Overall, I can see how some people would like this wine, but the bramble and nettle flavors combined to make a really bizarre taste profile that just isn’t something I care for.  I fail to see how this wine could score an 89 anywhere, but that’s the beauty of aesthetic pleasures: They are all subjective.  Ultimately, however, this wine is a good value because, for $7, you can do far worse than the Alaia.  Perhaps it would taste better when paired with, say, smoked pork ribs or chipotle mayonnaise and French fries, both of which sound quite good right now.

In conclusion, I did appreciate this chance to stretch my palate and go somewhere new for a change.  Oregon is a terrific wine region but it’s good to branch out a little, and I look forward to trying other Prieto Picudo wines from Toro in the future!

Wine Blogging Wednesday #35 announced…

Wednesday, June 20th, 2007

A great theme once again: “Passionate” Spanish wines.  Nice!  I love Spanish wines and I am looking forward to seeking out a worthy bottle for this tasting.  This time the host is Wine-Girl.net, a good blog with a great wine rating system.  Head over there and check it out!
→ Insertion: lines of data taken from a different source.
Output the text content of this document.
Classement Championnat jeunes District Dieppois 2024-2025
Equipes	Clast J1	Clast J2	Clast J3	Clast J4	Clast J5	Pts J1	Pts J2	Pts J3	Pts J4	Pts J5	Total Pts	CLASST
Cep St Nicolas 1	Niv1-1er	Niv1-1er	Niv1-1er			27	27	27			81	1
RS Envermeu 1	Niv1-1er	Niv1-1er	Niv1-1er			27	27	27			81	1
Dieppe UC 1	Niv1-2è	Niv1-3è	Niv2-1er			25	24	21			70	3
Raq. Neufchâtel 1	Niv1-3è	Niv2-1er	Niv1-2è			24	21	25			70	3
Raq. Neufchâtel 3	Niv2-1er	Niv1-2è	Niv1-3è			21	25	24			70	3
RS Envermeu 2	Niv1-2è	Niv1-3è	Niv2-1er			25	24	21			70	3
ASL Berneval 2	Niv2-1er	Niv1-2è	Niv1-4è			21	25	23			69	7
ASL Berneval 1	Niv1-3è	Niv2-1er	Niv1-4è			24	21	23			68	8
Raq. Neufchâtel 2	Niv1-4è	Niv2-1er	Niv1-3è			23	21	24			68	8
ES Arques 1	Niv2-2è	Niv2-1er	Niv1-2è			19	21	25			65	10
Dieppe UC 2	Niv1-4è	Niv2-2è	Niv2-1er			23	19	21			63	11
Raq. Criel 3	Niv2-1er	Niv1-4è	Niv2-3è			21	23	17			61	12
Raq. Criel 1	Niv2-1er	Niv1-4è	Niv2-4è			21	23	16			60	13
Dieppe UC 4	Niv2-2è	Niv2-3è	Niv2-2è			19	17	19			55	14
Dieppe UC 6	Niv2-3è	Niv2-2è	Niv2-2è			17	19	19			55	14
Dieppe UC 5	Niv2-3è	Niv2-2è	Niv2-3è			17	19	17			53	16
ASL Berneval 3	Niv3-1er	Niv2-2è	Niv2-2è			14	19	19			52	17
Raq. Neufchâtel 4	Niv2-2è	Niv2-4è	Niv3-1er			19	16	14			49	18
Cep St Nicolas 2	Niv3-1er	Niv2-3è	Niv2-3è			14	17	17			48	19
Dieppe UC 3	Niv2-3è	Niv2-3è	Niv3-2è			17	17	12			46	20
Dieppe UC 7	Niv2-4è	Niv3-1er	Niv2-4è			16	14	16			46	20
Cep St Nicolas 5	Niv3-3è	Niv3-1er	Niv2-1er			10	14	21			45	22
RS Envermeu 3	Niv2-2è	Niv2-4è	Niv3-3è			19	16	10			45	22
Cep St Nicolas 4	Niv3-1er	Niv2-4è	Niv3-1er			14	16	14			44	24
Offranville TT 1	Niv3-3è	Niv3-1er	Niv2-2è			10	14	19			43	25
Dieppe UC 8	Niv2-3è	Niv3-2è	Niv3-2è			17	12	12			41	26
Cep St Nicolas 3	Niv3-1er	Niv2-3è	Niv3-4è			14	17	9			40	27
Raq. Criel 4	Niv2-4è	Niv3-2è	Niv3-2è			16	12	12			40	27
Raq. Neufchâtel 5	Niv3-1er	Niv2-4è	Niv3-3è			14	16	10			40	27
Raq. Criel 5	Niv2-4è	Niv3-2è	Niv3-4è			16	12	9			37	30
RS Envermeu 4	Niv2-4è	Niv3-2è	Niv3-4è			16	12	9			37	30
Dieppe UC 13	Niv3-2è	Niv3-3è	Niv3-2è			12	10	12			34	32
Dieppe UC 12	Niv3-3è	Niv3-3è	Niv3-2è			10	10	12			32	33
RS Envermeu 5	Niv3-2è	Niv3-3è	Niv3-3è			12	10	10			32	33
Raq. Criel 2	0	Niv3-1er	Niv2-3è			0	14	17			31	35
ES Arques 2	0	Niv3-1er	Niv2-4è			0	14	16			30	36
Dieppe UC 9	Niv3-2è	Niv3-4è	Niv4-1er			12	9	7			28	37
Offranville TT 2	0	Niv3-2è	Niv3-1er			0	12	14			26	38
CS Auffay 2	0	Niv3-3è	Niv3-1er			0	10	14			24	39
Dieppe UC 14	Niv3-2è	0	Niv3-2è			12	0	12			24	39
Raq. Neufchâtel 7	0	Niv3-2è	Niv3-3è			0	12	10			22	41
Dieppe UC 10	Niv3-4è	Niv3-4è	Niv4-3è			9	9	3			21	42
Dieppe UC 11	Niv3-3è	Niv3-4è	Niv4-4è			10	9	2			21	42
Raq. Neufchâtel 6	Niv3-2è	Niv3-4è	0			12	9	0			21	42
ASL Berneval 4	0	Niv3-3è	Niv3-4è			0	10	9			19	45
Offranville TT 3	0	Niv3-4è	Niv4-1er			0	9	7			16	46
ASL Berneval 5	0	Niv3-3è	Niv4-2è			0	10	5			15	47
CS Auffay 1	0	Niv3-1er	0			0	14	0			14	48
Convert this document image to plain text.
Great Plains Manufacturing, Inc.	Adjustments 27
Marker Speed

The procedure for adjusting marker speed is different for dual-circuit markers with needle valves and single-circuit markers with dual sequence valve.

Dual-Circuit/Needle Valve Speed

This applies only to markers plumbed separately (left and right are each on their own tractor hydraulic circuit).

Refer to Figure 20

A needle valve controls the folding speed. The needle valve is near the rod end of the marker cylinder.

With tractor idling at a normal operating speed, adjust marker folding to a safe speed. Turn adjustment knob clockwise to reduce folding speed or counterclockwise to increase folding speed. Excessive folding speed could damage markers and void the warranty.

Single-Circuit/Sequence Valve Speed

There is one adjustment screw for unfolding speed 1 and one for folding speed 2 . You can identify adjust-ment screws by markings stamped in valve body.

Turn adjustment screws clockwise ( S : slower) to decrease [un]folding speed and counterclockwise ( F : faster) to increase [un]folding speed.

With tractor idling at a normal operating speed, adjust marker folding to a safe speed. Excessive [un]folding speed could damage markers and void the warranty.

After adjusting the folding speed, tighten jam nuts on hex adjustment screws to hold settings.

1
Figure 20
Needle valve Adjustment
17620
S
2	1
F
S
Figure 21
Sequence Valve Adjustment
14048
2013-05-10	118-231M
The stipulations for WBW #35 are few but noteworthy:

  • Less than $10/bottle is a primary goal, and I will do my best to adhere to this goal
  • Wine from a region other than Rioja is a secondary goal (lesser-known regions deserve attention too!)
  • Red or white, it doesn’t matter…or perhaps a rosé is just the thing

I am leaning toward an Albarino such as the one from Serra da Estrela, which I already know I like quite a lot.  But I need to pick something new, and I know just the place in Seattle to look for a good Spanish wine: The Spanish Table.  This place has a great selection of Spanish wines, red and white, many at budget-conscious prices too.  Plus, I need some more Matiz smoked sea salt, and TST has the stuff at a decent price.  Talk about a secret weapon in the kitchen….

Anyway, I think I’ll pay a visit to TST on my way home tonight to see what sort of selection they have for strange Spanish white wines.  A rosé is tempting too.  We’ll see what they have.

The deadline is July 11, which is also my wife’s birthday.  I guess I had better get that review done early…again.